I haven't seen that documentary, but I've added it to my Instant Queue at netflix.

ogre said...

Haven't seen it. But based on the description, I think I'd feel similarly.

There's a lot of gawking done in much (most?) documentary. I'm not really at ease with it... it feels like it observes without 'seeing'. It's like a novel in which the characters act but their humanness and motivation remains opaque.

And the family dynamic you describe sounds... well... awful. The fact that the mother refuses to testify says most of it to me--she knew at some level that she'd not only abandoned the child, but then screwed him out of the only life he'd gotten fit for.

mel said...

I've seen it. I live in Maine, and I'm pretty sure it aired on PBS (Independent Lens) awhile back.

I think you make a good point about the "gawking" phenomenon. It sort of came off that way to us (we live in an urban area in southern Maine), though I'm not sure it would play that way to farming families in rural areas. Josh was certainly portrayed sympathetically, the mother much less so, though I wouldn't call her "awful"--in some way, she was just doing what she needed to do when she went back to nursing school.

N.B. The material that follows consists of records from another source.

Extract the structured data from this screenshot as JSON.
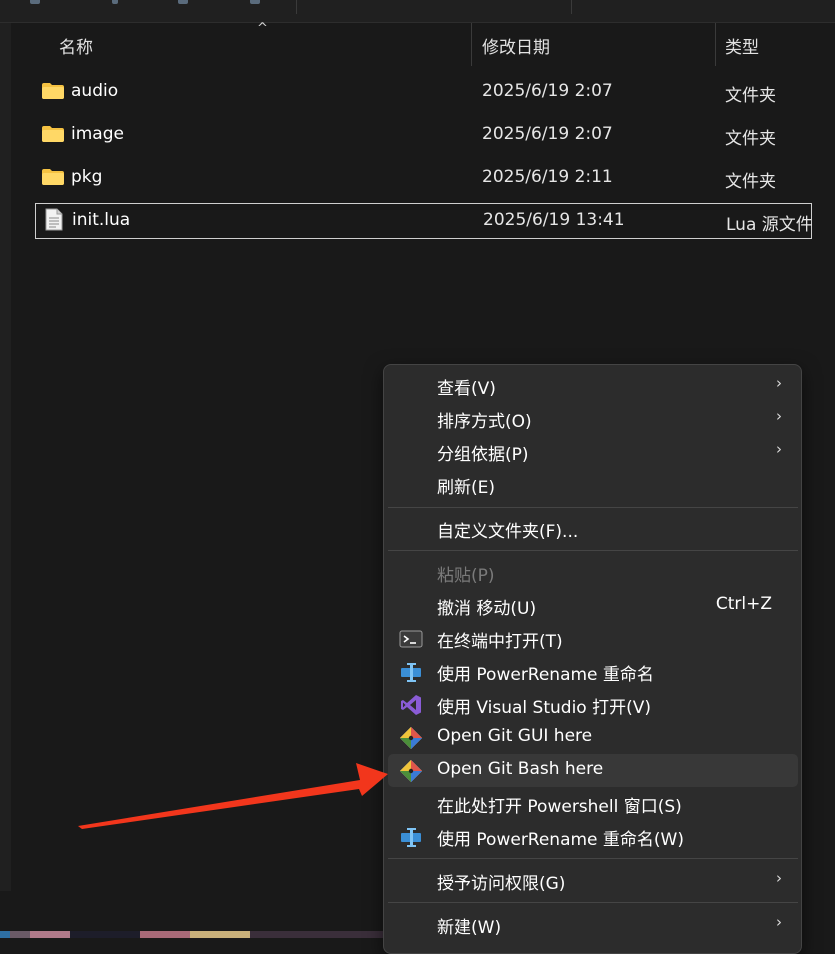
{
  "columns": {
    "name": "名称",
    "modified": "修改日期",
    "type": "类型"
  },
  "files": [
    {
      "name": "audio",
      "modified": "2025/6/19 2:07",
      "type": "文件夹",
      "icon": "folder-icon"
    },
    {
      "name": "image",
      "modified": "2025/6/19 2:07",
      "type": "文件夹",
      "icon": "folder-icon"
    },
    {
      "name": "pkg",
      "modified": "2025/6/19 2:11",
      "type": "文件夹",
      "icon": "folder-icon"
    },
    {
      "name": "init.lua",
      "modified": "2025/6/19 13:41",
      "type": "Lua 源文件",
      "icon": "file-icon",
      "selected": true
    }
  ],
  "context_menu": {
    "view": "查看(V)",
    "sort": "排序方式(O)",
    "group": "分组依据(P)",
    "refresh": "刷新(E)",
    "customize": "自定义文件夹(F)...",
    "paste": "粘贴(P)",
    "undo": "撤消 移动(U)",
    "undo_shortcut": "Ctrl+Z",
    "terminal": "在终端中打开(T)",
    "powerrename1": "使用 PowerRename 重命名",
    "visual_studio": "使用 Visual Studio 打开(V)",
    "git_gui": "Open Git GUI here",
    "git_bash": "Open Git Bash here",
    "powershell": "在此处打开 Powershell 窗口(S)",
    "powerrename2": "使用 PowerRename 重命名(W)",
    "grant_access": "授予访问权限(G)",
    "new": "新建(W)",
    "submenu_arrow": "›"
  },
  "colors": {
    "folder": "#f5c242",
    "annotation_arrow": "#f2361c",
    "menu_bg": "#2c2c2c",
    "background": "#191919"
  }
}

Though I can't imagine letting a kid drop out of school in the 6th grade! Selling the farm out from under him, though, when she hadn't even been living there or working the farm, must have seemed the ultimate betrayal to her son. Not that it justifies attempted murder.

One thing this film drove home for me was how hard farming is, and how it's more than a job--it's an avocation, a lifestyle. Which means there's so much more tied up in it than dollars and cents (which is how the mother seemed to see it).